The addition of the sleeve did seem to limit my arm movement to an extent. I would like to improve on this, but I’m not totally sure how. It fits at least as well as any RTW button up shirt I’ve worn, so dare I say this seems “normal” to me?! From what little research I could do online, it seems I need to raise up the armscye for a closer fit, which enables better movement? I think I’ll try tapering down on the seam allowance around the under arm of the sleeve to slightly bring it up. I would love input from anyone who knows more about this though!!
The collar and vestee were a bit challenging–I didn’t find the directions to be very clear. But now that I’ve done it once, I’m sure I can do it again. I think the collar points and the vestee points look a little extreme and pointy, so I plan to make those a little smaller and softer around the edges. Although the addition of a sleeve seemed to balance out the collar some, so maybe it’s not so bad?
There’s definitely room for improvement on the zipper application, but I did enjoy this method and will try it again. (And Sallie, I totally used fabric glue to “baste” the zipper in place before stitching–worked like a charm!)
I didn’t have time for any saddle stitching, but I will probably practice some decorative stitches on the muslin before the final garment. I don’t think I have time (or the desire) to do the saddle stitching by hand, so I’m hoping that top-stitching with a thick thread will do the trick instead.

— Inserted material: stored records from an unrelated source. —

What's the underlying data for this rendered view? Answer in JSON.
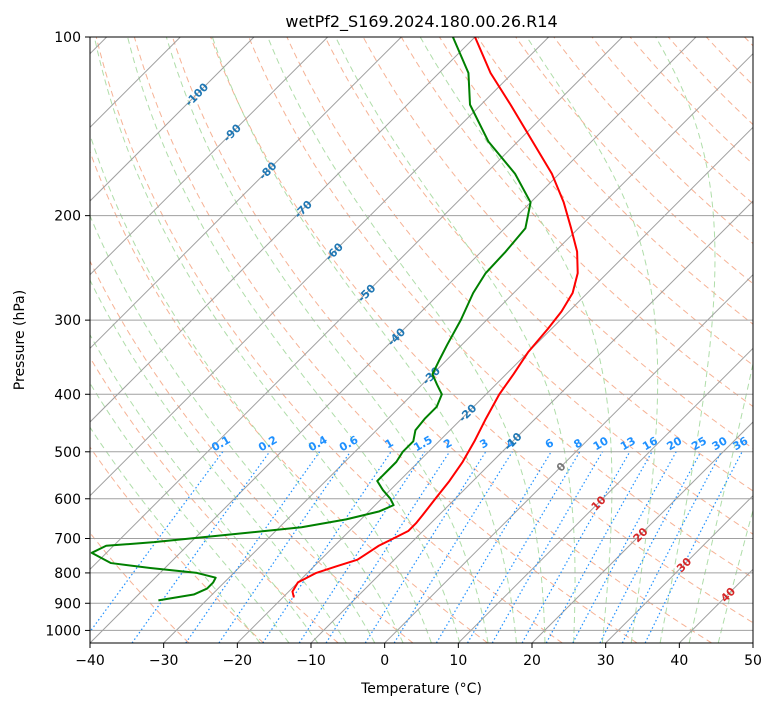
{
  "chart_data": {
    "type": "line",
    "subtype": "skew-T log-P diagram",
    "title": "wetPf2_S169.2024.180.00.26.R14",
    "xlabel": "Temperature (°C)",
    "ylabel": "Pressure (hPa)",
    "xlim": [
      -40,
      50
    ],
    "ylim": [
      1050,
      100
    ],
    "y_scale": "log",
    "x_ticks": [
      "−40",
      "−30",
      "−20",
      "−10",
      "0",
      "10",
      "20",
      "30",
      "40",
      "50"
    ],
    "y_ticks": [
      "100",
      "200",
      "300",
      "400",
      "500",
      "600",
      "700",
      "800",
      "900",
      "1000"
    ],
    "grid": true,
    "colors": {
      "temperature": "#ff0000",
      "dewpoint": "#008000",
      "isotherm": "#a0a0a0",
      "dry_adiabat": "#f4a582",
      "moist_adiabat": "#a6d9a0",
      "mixing_ratio": "#1e90ff",
      "isotherm_label_neg": "#1f77b4",
      "isotherm_label_pos": "#d62728"
    },
    "isotherm_labels_negative": [
      "-100",
      "-90",
      "-80",
      "-70",
      "-60",
      "-50",
      "-40",
      "-30",
      "-20",
      "-10"
    ],
    "isotherm_labels_positive": [
      "0",
      "10",
      "20",
      "30",
      "40"
    ],
    "mixing_ratio_labels": [
      "0.1",
      "0.2",
      "0.4",
      "0.6",
      "1",
      "1.5",
      "2",
      "3",
      "4",
      "6",
      "8",
      "10",
      "13",
      "16",
      "20",
      "25",
      "30",
      "36"
    ],
    "series": [
      {
        "key": "temperature",
        "pressure": [
          880,
          860,
          830,
          800,
          780,
          760,
          740,
          720,
          700,
          680,
          660,
          640,
          600,
          560,
          520,
          480,
          440,
          400,
          370,
          340,
          310,
          290,
          270,
          250,
          230,
          210,
          190,
          170,
          150,
          130,
          115,
          100
        ],
        "values": [
          -18.5,
          -19.5,
          -20.0,
          -18.8,
          -17.0,
          -15.0,
          -14.5,
          -14.0,
          -13.0,
          -12.0,
          -12.0,
          -12.2,
          -12.7,
          -13.2,
          -14.0,
          -15.2,
          -16.7,
          -18.2,
          -19.0,
          -20.0,
          -20.5,
          -21.0,
          -22.0,
          -24.0,
          -27.0,
          -31.0,
          -35.5,
          -41.0,
          -48.0,
          -56.0,
          -63.0,
          -70.0
        ]
      },
      {
        "key": "dewpoint",
        "pressure": [
          890,
          870,
          850,
          830,
          815,
          800,
          785,
          770,
          740,
          720,
          710,
          690,
          670,
          650,
          630,
          615,
          600,
          580,
          560,
          540,
          520,
          500,
          480,
          460,
          440,
          420,
          400,
          385,
          370,
          350,
          330,
          300,
          270,
          250,
          230,
          210,
          190,
          170,
          150,
          130,
          115,
          100
        ],
        "values": [
          -36.5,
          -32.5,
          -31.5,
          -31.5,
          -31.8,
          -35.0,
          -42.0,
          -48.0,
          -52.0,
          -51.0,
          -45.0,
          -36.0,
          -27.0,
          -22.0,
          -18.6,
          -17.5,
          -18.8,
          -21.0,
          -23.0,
          -23.0,
          -23.0,
          -23.5,
          -23.5,
          -24.7,
          -25.0,
          -25.0,
          -26.0,
          -28.0,
          -30.0,
          -31.0,
          -32.0,
          -33.5,
          -35.5,
          -36.5,
          -36.7,
          -37.2,
          -40.0,
          -46.0,
          -54.0,
          -61.5,
          -66.0,
          -73.0
        ]
      }
    ]
  }
}
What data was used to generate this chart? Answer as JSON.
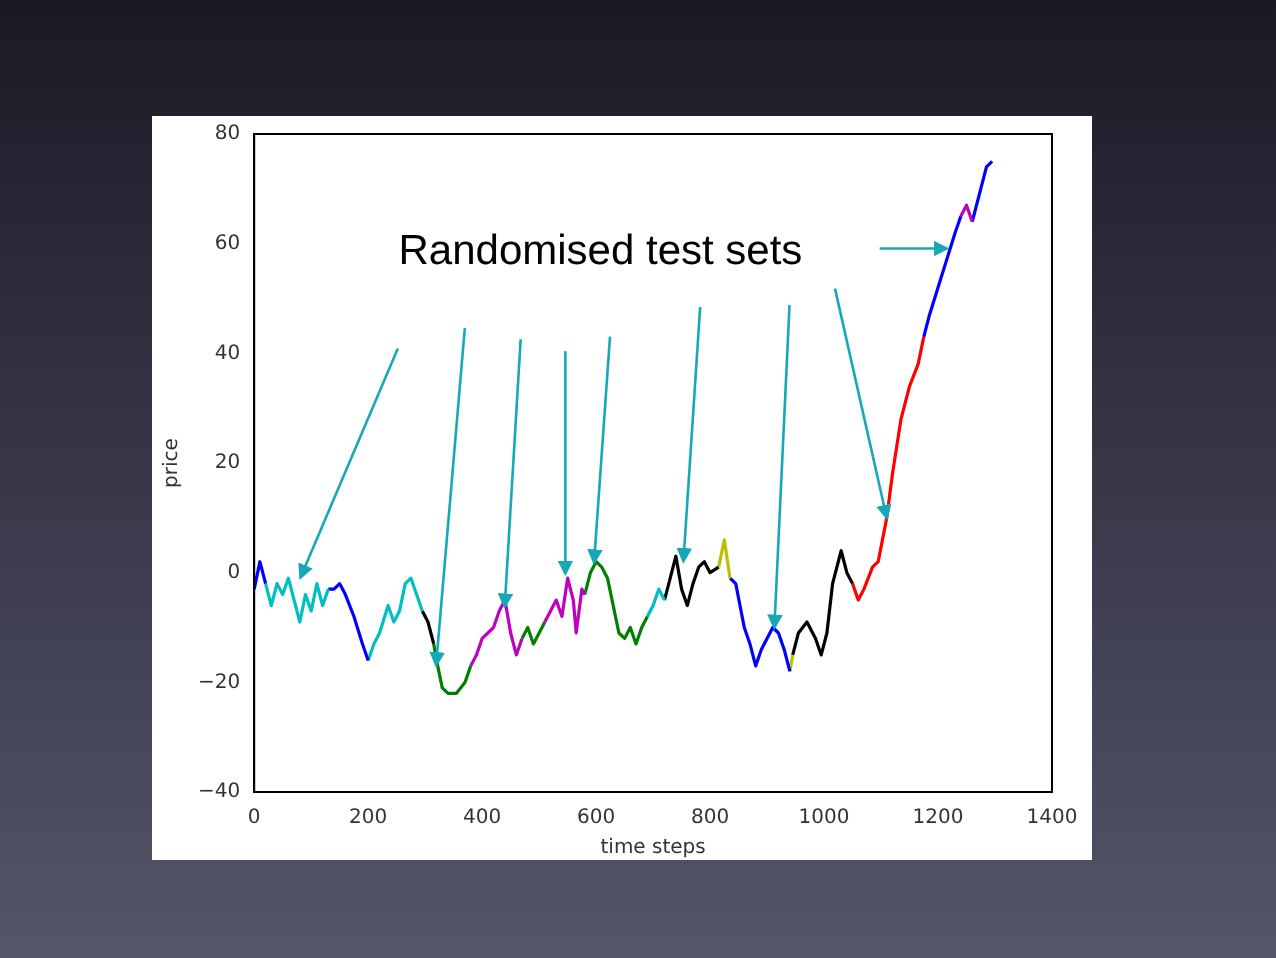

I don’t find the pleated skirt to be especially flattering to my shape, but it really reads “1940’s” to me, so I’m gonna stick with it. I hope with a shorter hem I’ll like it more.
I’m excited to get started on my final garment now! This dress has way more details than anything I’ve done recently, so it is definitely challenging me and a lot more work. But I think the time investment is totally worth it.